Шрифт:
Митя обратил мое внимание на такой факт:
— В книге «Пастернак и власть» в документе 47 приведена докладная записка генпрокурора Руденко в ЦК КПСС о допросе Пастернака в марте 1959-го. Руденко назвал Пастернака двурушником, обманывающим советскую власть. Пастернака предупредили о высылке из СССР, если он не прекратит встречи с иностранцами, и заставили подписать обязательство избегать иностранцев. Такое же обязательство после вызова в прокуратуру заставили подписать и Ольгу Ивинскую. Ни Зинаиду, ни Евгения Борисовича в прокуратуру не вызывали и подписывать подобные обязательства не заставляли. Это обстоятельство лучше всяких домыслов характеризует отношения родни с советскими органами.

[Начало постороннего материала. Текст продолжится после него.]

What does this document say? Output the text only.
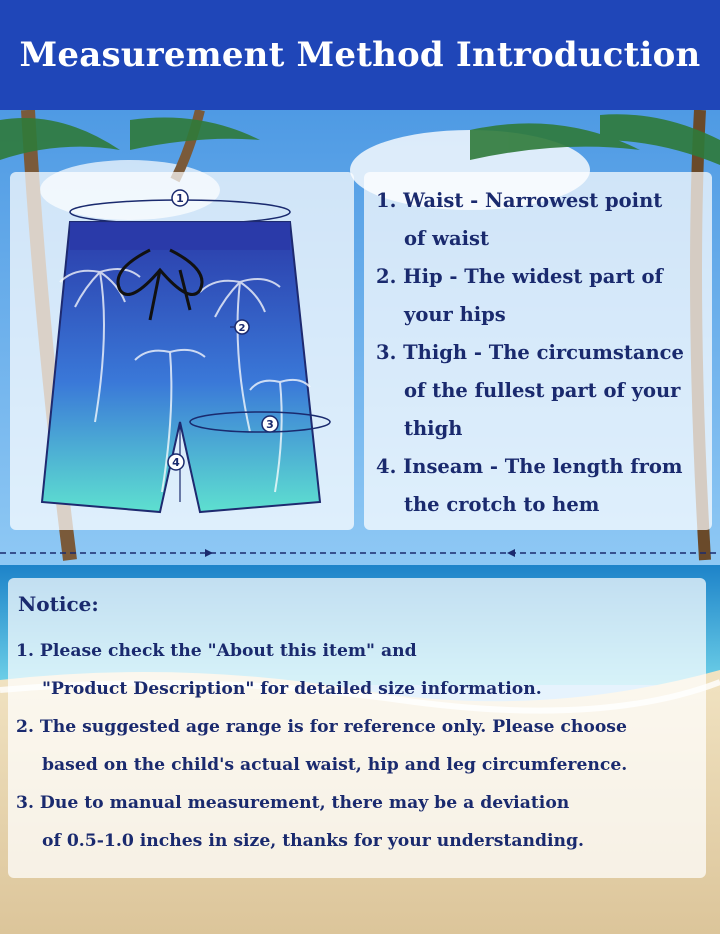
Measurement Method Introduction
1
2
3
4
1. Waist - Narrowest point
of waist
2. Hip - The widest part of
your hips
3. Thigh - The circumstance
of the fullest part of your
thigh
4. Inseam - The length from
the crotch to hem
Notice:
1. Please check the "About this item" and
"Product Description" for detailed size information.
2. The suggested age range is for reference only. Please choose
based on the child's actual waist, hip and leg circumference.
3. Due to manual measurement, there may be a deviation
of 0.5-1.0 inches in size, thanks for your understanding.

К вопросу о пьесе «Слепая красавица», которую упомянул Евгений Борисович в интервью американской газете. По этому вопросу его не интересует суть дела, состоящая в том, что Пастернак только Ивинской доверил хранение и распоряжение этой пьесой, о чем было написано в его завещании. Ни Зинаиде, ни Евгению рукопись пьесы Пастернак не хотел оставлять. КГБ выдал Ивинской в 1970 году официальную справку: «Подлинная авторская рукопись Б. Пастернака „Слепая красавица“, принадлежащая О. В. Ивинской, находится на хранении в ЦГАЛИ»!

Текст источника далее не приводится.